Le pagine più belle, di un libro o di una vita, sono quelle su cui leggera è caduta una lacrima... Una macchia d'amore che interrompe l'accavallarsi serrato delle parole, il succedersi sfrenato dei baci...

Una verità troppo a lungo negata, un istante tra l'ombra e la luce, tra te e me... I negativi di una primavera senza tempo sono immagini sfuocate del suo divenire.
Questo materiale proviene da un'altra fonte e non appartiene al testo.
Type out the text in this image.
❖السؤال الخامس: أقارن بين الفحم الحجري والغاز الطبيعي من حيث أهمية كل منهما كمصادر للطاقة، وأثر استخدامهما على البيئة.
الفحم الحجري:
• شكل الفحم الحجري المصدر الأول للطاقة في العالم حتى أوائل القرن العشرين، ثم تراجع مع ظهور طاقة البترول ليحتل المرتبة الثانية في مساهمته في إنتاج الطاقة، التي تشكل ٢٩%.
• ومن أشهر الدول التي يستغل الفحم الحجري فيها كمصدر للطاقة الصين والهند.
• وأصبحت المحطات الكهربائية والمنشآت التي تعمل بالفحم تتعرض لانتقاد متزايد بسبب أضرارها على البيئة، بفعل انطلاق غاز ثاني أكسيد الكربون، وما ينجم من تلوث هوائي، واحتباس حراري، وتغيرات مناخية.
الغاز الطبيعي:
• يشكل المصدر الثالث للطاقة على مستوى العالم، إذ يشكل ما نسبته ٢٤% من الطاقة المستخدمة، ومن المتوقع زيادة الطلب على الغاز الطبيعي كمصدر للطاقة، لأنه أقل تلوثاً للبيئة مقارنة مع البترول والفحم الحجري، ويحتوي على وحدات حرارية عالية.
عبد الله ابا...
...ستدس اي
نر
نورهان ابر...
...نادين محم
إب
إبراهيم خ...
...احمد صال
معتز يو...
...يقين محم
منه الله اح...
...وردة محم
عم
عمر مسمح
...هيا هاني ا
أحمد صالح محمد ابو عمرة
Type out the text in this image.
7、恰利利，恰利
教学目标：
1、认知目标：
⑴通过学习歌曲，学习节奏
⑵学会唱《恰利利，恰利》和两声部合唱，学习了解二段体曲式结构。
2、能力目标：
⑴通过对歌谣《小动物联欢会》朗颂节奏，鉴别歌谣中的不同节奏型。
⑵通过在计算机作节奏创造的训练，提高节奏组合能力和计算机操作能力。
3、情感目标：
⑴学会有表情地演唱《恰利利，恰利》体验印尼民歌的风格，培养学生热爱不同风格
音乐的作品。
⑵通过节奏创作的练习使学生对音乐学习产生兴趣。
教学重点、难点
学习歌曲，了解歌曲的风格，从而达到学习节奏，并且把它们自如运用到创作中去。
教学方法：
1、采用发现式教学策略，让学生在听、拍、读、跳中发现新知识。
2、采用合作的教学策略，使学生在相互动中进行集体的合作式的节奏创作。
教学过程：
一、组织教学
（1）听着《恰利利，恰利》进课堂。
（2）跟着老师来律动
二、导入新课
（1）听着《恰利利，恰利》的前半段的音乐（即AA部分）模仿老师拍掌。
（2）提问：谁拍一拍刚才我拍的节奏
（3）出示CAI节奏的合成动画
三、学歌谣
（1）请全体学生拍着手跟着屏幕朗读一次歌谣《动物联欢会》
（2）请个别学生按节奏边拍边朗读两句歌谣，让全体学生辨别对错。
Avare, le sue sorprese mi hanno ipnotizzato, affinché mi lasciassi uccidere, senza combattere. In questa stanza, dove si respira la musica, l'oscurità si stende come vernice sulle pareti. Mille nuvole, evanescenti bolle di sapone, sono la sostanza impalpabile dei sogni: schiacciata dal peso di presagi indifferenti, sento il sapore di un'eternità indifferente, dimentica ormai del suo calore. E di nuovo contemplo quella pagina, disseminata di sguardi segreti, silenzi e fughe... Il tempo un giorno ci riunirà, anche se ora distanze incolmabili incombono su di noi. Svanirà il perfetto connubio di colori estivi e di aromi notturni che siamo stati, e non sapremo essere più. Semplicemente, avvolta in molteplici veli di vapore bianco, giungerò fino a te in volute sinuose. Ma altre pagine ancora verranno, tenute insieme dal nastro sottile dell'oblio, che mai più potrai spezzare. E solo così l'alfabeto del cuore dovrà scandire il desiderio straziante di ricominciare. E solo allora saprò indovinare i tagli che spietato hai inferto nella mia carne ancora calda di te. E solo in quelle pagine scorgerò le miriadi di piccoli segni che mi verranno a cercare.